В последнее время они все больше утомляли и раздражали Катун-Ду своими бестолковыми доносами. Всюду раздавались тоскливые однообразные жалобы на засуху, голод, на то, что богам покоренных еще их далекими предками племен по обычаю все еще приходится приносить в жертву домашнюю птицу, от которой принесшему достаются только желтые чешуйчатые лапы, а все остальное отходит жрецам. Смутно доносили о том, что Толкователь Снов со всех сторон опутал одноногого бродягу своей паутиной, сотканной из потухших взглядов бывших весталок, ставших жрицами любви. Эти несчастные, доведенные почти до бесчувствия грубыми случайными ласками ночных бродяг и воинов, возвращающихся из дальних походов, доносили Толкователю о каждом шаге старика. Жрицы любви жили в щелястых камышовых шалашиках, расставленных по всему Городу, и как бы передавали бродягу по цепочке, следя за ним сквозь просветы между тростинками. Доносили и то, что вечерами старик вдруг неожиданно пропадал из виду, словно проваливаясь в мутное беловатое, невесть откуда налетевшее облачко. Муть рассеивалась, а к утру вновь сгущалась перед каким-нибудь из камышовых жилищ, и старик, возникший из облачка, выбрасывал на камни мостовой свои подпорки, пугая размякшего от ночных ласк солдата.

Когда Толкователю Снов доносили об этих странных исчезновениях и появлениях бородатого бродяги, он только насмешливо щурился, приспуская тонкие угловатые шторки век, а потом принимался весьма серьезно и внимательно расспрашивать доносителя о его здоровье и о болезнях его предков и родственников. При этом Толкователь напускал на свое обычно непроницаемое лицо выражение такого искреннего сострадания, что доноситель совершенно забывал о сути и смысле первоначального разговора. Старые солдаты начинали жаловаться на свои раны, на мизерные выходные пособия, на жадных шлюх и бесстыжих кабатчиков, вытряхивающих из них и эти скудные гроши.

– А что еще остается в жизни старому воину, кроме дряхлой морщинистой шлюхи и кувшина прохладной чичи! – сокрушался изрубленный шрамами и исколотый татуировками ветеран, перебирая на груди ожерелья из высушенных человеческих пальцев.
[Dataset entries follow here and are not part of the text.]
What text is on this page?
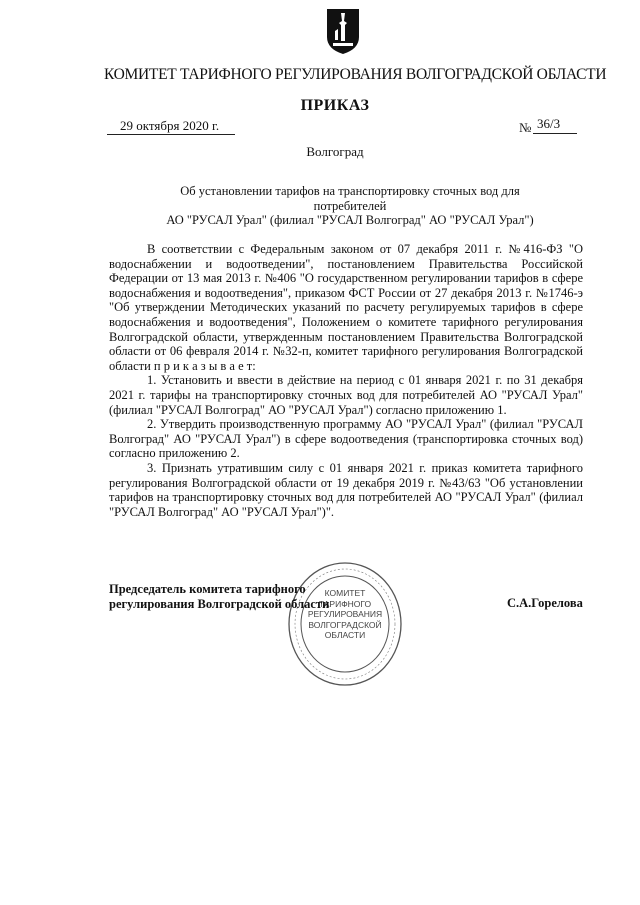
КОМИТЕТ ТАРИФНОГО РЕГУЛИРОВАНИЯ ВОЛГОГРАДСКОЙ ОБЛАСТИ
ПРИКАЗ
29 октября 2020 г.	№ 36/3
Волгоград
Об установлении тарифов на транспортировку сточных вод для потребителей
АО "РУСАЛ Урал" (филиал "РУСАЛ Волгоград" АО "РУСАЛ Урал")

В соответствии с Федеральным законом от 07 декабря 2011 г. №416-ФЗ "О водоснабжении и водоотведении", постановлением Правительства Российской Федерации от 13 мая 2013 г. №406 "О государственном регулировании тарифов в сфере водоснабжения и водоотведения", приказом ФСТ России от 27 декабря 2013 г. №1746-э "Об утверждении Методических указаний по расчету регулируемых тарифов в сфере водоснабжения и водоотведения", Положением о комитете тарифного регулирования Волгоградской области, утвержденным постановлением Правительства Волгоградской области от 06 февраля 2014 г. №32-п, комитет тарифного регулирования Волгоградской области п р и к а з ы в а е т:

1. Установить и ввести в действие на период с 01 января 2021 г. по 31 декабря 2021 г. тарифы на транспортировку сточных вод для потребителей АО "РУСАЛ Урал" (филиал "РУСАЛ Волгоград" АО "РУСАЛ Урал") согласно приложению 1.

2. Утвердить производственную программу АО "РУСАЛ Урал" (филиал "РУСАЛ Волгоград" АО "РУСАЛ Урал") в сфере водоотведения (транспортировка сточных вод) согласно приложению 2.

3. Признать утратившим силу с 01 января 2021 г. приказ комитета тарифного регулирования Волгоградской области от 19 декабря 2019 г. №43/63 "Об установлении тарифов на транспортировку сточных вод для потребителей АО "РУСАЛ Урал" (филиал "РУСАЛ Волгоград" АО "РУСАЛ Урал")".

КОМИТЕТ
ТАРИФНОГО
РЕГУЛИРОВАНИЯ
ВОЛГОГРАДСКОЙ
ОБЛАСТИ
Председатель комитета тарифного
регулирования Волгоградской области	С.А.Горелова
– Ты прав в своем гневе, почтеннейший, – кивал головой Толкователь, – мои уста перенесут твои слова в уши Владыки!

Ветеран со скрипом сгибал опухшие натруженные колени и припадал к стопам Толкователя, подставляя ему пыльные растрепанные перья старого шлема. Толкователь раздвигал перья, благословлял старого воина плевком в темя, и тот, почтительно пятясь, доходил до каменной лестницы, ведущей к широкому круглому отверстию в потолке исповедальни. Когда он поднимался по ступеням и исчезал в светлом проеме, Толкователь значком отмечал на глиняной карте Города место появления или исчезновения старика, а затем, прикрыв крошечные храмики и пирамиды покрывалом из шкур ягуара, призывал к себе следующего доносителя.